キミは最後に、「愛されている自分」を知ることが出来るだろうか。
▪
「……智昭さんは、夏樹さんに謝りたいって言っていました」
それから、うれしかった、と。
「ちゃんと喧嘩したことがなかった。夏樹さんに言われるまでわかってなかったことが悔しくて、でもようやく、伝えられるぐらいには対等だと思われたって」
智昭さんにとって、夏樹さんは尊敬できる大人だったそうです。
芙由美さんの言葉に、俺は、「んなことないです」と首を振るしかない。
大人だって? ガキだったよ。変化する環境が怖くて、成長したくないって駄々をこねてた。
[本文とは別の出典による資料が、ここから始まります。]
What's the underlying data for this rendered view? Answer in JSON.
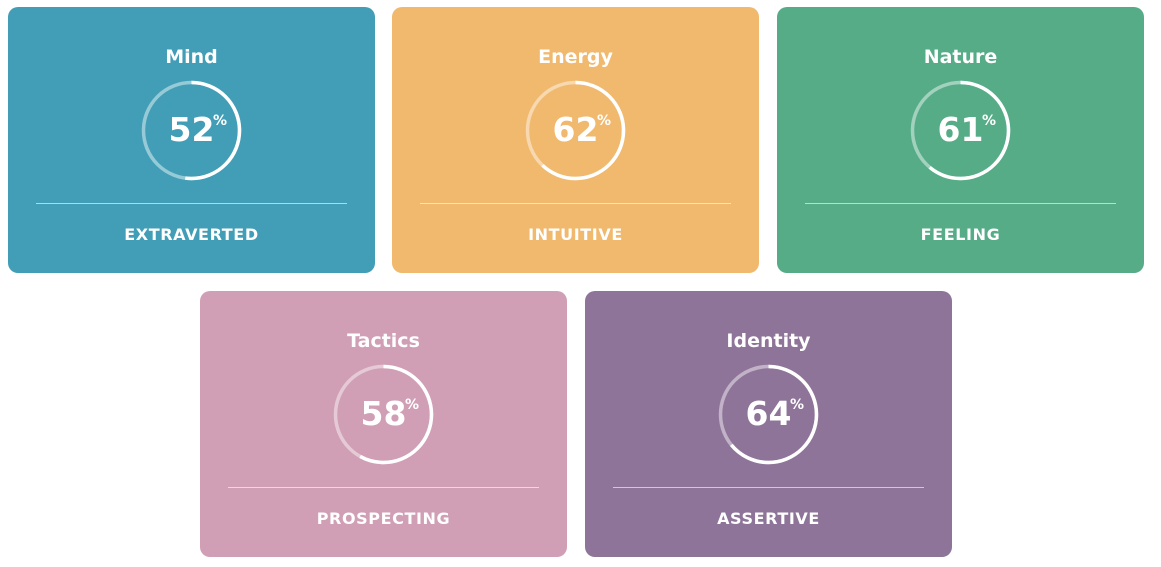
{
  "cards": [
    {
      "title": "Mind",
      "percent": 52,
      "percent_label": "52",
      "percent_sign": "%",
      "trait": "EXTRAVERTED",
      "color": "#429eb6"
    },
    {
      "title": "Energy",
      "percent": 62,
      "percent_label": "62",
      "percent_sign": "%",
      "trait": "INTUITIVE",
      "color": "#f0b96e"
    },
    {
      "title": "Nature",
      "percent": 61,
      "percent_label": "61",
      "percent_sign": "%",
      "trait": "FEELING",
      "color": "#56ac87"
    },
    {
      "title": "Tactics",
      "percent": 58,
      "percent_label": "58",
      "percent_sign": "%",
      "trait": "PROSPECTING",
      "color": "#d09fb5"
    },
    {
      "title": "Identity",
      "percent": 64,
      "percent_label": "64",
      "percent_sign": "%",
      "trait": "ASSERTIVE",
      "color": "#8e7499"
    }
  ]
}
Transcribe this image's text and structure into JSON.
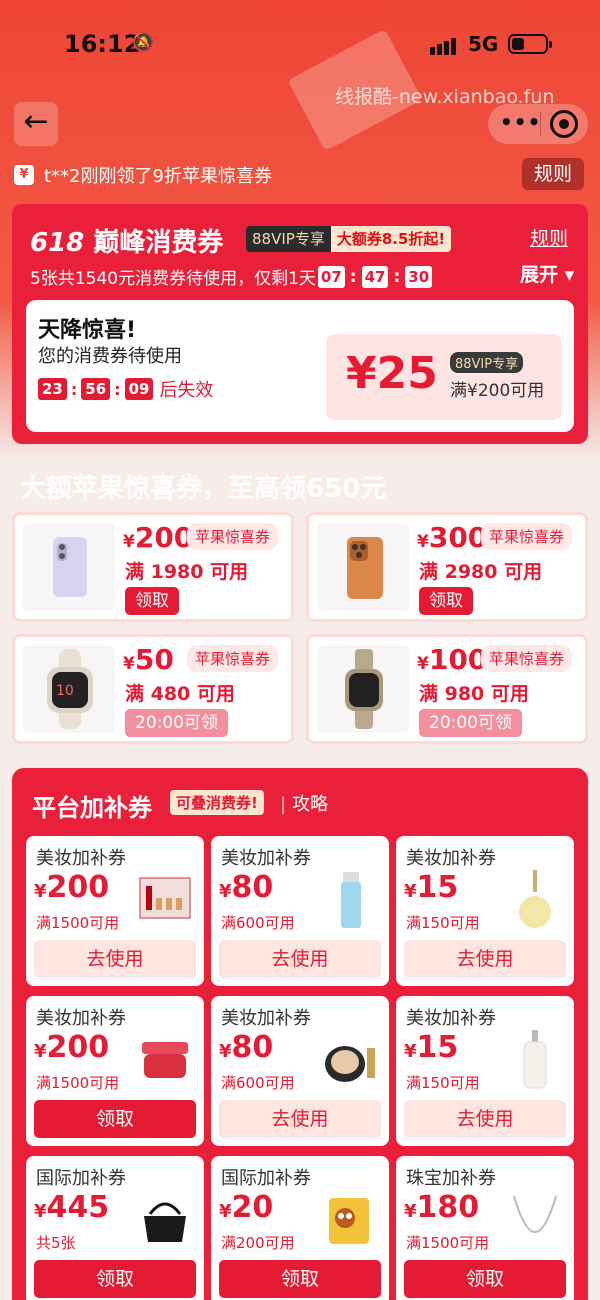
{
  "status_bar": {
    "time": "16:12",
    "network": "5G"
  },
  "watermark": "线报酷-new.xianbao.fun",
  "notice": {
    "text": "t**2刚刚领了9折苹果惊喜券",
    "rules": "规则"
  },
  "card618": {
    "title_num": "618",
    "title": "巅峰消费券",
    "vip_tag": "88VIP专享",
    "big_tag": "大额券8.5折起!",
    "rules": "规则",
    "expand": "展开",
    "sub": "5张共1540元消费券待使用，仅剩1天",
    "countdown": [
      "07",
      "47",
      "30"
    ],
    "surprise": {
      "heading": "天降惊喜!",
      "desc": "您的消费券待使用",
      "countdown": [
        "23",
        "56",
        "09"
      ],
      "expire": "后失效",
      "amount": "¥25",
      "tag": "88VIP专享",
      "cond": "满¥200可用"
    }
  },
  "apple_section": {
    "title": "大额苹果惊喜券，至高领650元",
    "items": [
      {
        "currency": "¥",
        "amount": "200",
        "tag": "苹果惊喜券",
        "cond": "满 1980 可用",
        "button": "领取"
      },
      {
        "currency": "¥",
        "amount": "300",
        "tag": "苹果惊喜券",
        "cond": "满 2980 可用",
        "button": "领取"
      },
      {
        "currency": "¥",
        "amount": "50",
        "tag": "苹果惊喜券",
        "cond": "满 480 可用",
        "button": "20:00可领"
      },
      {
        "currency": "¥",
        "amount": "100",
        "tag": "苹果惊喜券",
        "cond": "满 980 可用",
        "button": "20:00可领"
      }
    ]
  },
  "platform": {
    "title": "平台加补券",
    "tag": "可叠消费券!",
    "guide": "攻略",
    "items": [
      {
        "name": "美妆加补券",
        "currency": "¥",
        "amount": "200",
        "cond": "满1500可用",
        "button": "去使用"
      },
      {
        "name": "美妆加补券",
        "currency": "¥",
        "amount": "80",
        "cond": "满600可用",
        "button": "去使用"
      },
      {
        "name": "美妆加补券",
        "currency": "¥",
        "amount": "15",
        "cond": "满150可用",
        "button": "去使用"
      },
      {
        "name": "美妆加补券",
        "currency": "¥",
        "amount": "200",
        "cond": "满1500可用",
        "button": "领取"
      },
      {
        "name": "美妆加补券",
        "currency": "¥",
        "amount": "80",
        "cond": "满600可用",
        "button": "去使用"
      },
      {
        "name": "美妆加补券",
        "currency": "¥",
        "amount": "15",
        "cond": "满150可用",
        "button": "去使用"
      },
      {
        "name": "国际加补券",
        "currency": "¥",
        "amount": "445",
        "cond": "共5张",
        "button": "领取"
      },
      {
        "name": "国际加补券",
        "currency": "¥",
        "amount": "20",
        "cond": "满200可用",
        "button": "领取"
      },
      {
        "name": "珠宝加补券",
        "currency": "¥",
        "amount": "180",
        "cond": "满1500可用",
        "button": "领取"
      }
    ]
  },
  "colors": {
    "accent": "#e51b34",
    "header_bg": "#ee4536"
  }
}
それを壊したトモちゃんが、俺たちから家族を奪った芙由美さんが、憎くて、悲しくて。
でも姉ちゃんは、それすら飲み込んで、渡したんだね。
芙由美さんは、それを受け取ったんだ。だから俺に、この日記を渡した。
「すいません、俺は」
「ごめんなさい」
俺の言葉に、芙由美さんが被せる。
「実は明子さん、既に呼んであるんです。今日は無理でしたが、明日の葬式にはいらっしゃると」
勝手にして申し訳ございません、と芙由美は笑った。それは泣き疲れても、生きた人間の笑顔だった。
大切な人が死んでも、残された人は笑うのだ。